Bug #100292 utf-8 decoding fails if the first byte is 0xEF
Submitted: 22 Jul 2020 14:37 Modified: 23 Jul 2020 18:41
Reporter: Rafal Somla Email Updates:
Status: Closed Impact on me:
Category:Connector / C++ Severity:S3 (Non-critical)
Version:8.0 OS:Any
Assigned to: CPU Architecture:Any

[22 Jul 2020 14:37] Rafal Somla
Decoding of utf-8 string fails if this string starts with \xEF. The reason is that \xEF byte is treated as a BOM marker and skipped, leading to wrong utf-8 data. This happens in function str_decode() in <cdk/foundation/string.h> which invokes rapidjson code to perform utf-8 conversion. It first creates rapidjson input stream from the raw bytes that contain utf-8 data:

  rapidjson::EncodedInputStream<FROM, Mem_stream<char> > input(bytes);

It also creates output stream and calls rapidjson::Transcoder<>::Transcode(input, output).

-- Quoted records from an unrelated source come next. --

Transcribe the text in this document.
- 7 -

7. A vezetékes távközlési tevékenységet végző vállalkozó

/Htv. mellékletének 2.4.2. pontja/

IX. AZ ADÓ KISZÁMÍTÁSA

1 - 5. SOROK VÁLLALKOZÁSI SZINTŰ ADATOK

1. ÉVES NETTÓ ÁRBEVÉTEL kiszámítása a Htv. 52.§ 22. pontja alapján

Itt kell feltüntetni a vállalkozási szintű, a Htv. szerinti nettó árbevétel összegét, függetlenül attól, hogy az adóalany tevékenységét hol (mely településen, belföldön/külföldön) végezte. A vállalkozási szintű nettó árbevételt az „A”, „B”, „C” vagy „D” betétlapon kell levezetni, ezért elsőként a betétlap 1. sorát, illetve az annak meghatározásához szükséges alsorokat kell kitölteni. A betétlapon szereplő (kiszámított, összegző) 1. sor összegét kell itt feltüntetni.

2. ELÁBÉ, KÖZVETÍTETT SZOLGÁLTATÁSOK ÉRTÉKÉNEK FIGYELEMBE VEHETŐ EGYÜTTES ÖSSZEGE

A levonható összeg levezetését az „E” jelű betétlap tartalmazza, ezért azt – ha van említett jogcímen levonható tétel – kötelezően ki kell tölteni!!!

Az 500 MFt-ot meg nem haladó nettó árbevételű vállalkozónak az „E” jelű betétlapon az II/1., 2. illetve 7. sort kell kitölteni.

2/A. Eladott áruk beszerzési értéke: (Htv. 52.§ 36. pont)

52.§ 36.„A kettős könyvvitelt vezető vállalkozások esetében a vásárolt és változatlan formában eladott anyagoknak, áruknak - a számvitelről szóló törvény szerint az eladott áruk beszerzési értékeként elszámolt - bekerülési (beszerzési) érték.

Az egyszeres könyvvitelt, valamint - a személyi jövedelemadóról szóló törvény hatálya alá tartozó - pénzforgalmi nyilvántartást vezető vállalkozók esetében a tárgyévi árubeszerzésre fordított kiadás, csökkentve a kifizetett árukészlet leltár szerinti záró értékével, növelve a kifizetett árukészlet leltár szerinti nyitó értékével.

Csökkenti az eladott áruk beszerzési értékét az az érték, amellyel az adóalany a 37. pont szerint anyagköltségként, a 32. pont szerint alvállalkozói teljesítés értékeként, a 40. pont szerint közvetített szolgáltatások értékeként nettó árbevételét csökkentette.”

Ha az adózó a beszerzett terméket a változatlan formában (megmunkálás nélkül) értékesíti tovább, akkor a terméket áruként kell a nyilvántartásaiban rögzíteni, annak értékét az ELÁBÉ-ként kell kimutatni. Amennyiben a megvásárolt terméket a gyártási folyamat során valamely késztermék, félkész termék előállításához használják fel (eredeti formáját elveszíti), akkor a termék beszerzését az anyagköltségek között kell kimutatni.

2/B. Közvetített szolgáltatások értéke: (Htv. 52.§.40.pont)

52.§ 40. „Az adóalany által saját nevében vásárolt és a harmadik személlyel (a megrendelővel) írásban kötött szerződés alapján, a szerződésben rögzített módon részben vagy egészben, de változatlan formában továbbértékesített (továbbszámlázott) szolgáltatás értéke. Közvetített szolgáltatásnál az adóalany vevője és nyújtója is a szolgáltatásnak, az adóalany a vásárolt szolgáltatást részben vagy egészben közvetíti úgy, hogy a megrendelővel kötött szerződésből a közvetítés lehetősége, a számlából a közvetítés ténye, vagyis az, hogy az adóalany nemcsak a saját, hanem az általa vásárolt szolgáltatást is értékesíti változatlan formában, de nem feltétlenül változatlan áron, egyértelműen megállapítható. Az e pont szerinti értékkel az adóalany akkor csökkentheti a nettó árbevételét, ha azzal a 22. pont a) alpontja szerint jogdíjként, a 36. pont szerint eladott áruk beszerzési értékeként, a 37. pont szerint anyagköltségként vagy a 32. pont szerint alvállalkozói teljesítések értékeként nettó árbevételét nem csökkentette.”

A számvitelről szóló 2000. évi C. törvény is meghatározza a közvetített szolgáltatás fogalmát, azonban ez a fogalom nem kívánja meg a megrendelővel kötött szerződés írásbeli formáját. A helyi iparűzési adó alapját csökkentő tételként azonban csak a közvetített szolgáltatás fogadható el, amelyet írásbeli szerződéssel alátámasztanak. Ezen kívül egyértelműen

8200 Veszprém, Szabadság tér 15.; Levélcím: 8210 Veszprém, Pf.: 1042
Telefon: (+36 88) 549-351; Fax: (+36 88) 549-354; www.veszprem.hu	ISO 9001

When EncodedInputStream<> is constructed, the ctor looks for the BOM marker at the beginning of the data and skips it if present:

    EncodedInputStream(InputByteStream& is) : is_(is) { 
        current_ = Encoding::TakeBOM(is_);

This leads to the issue. 

How to repeat:
  Session sess(...);
  auto res = sess.sql("SELECT '\xef\xbc\x88'").execute();
  Value row = res.fetchOne().get(0); // throw exception here

Suggested fix:
Use a different input stream implementation, which does not interpret BOM markers. Possibly rapidjson provides such class.
[23 Jul 2020 18:41] Paul DuBois
Posted by developer:
Fixed in 8.0.22.

String decoding failed for utf-8 strings that began with a \xEF
byte-order mark.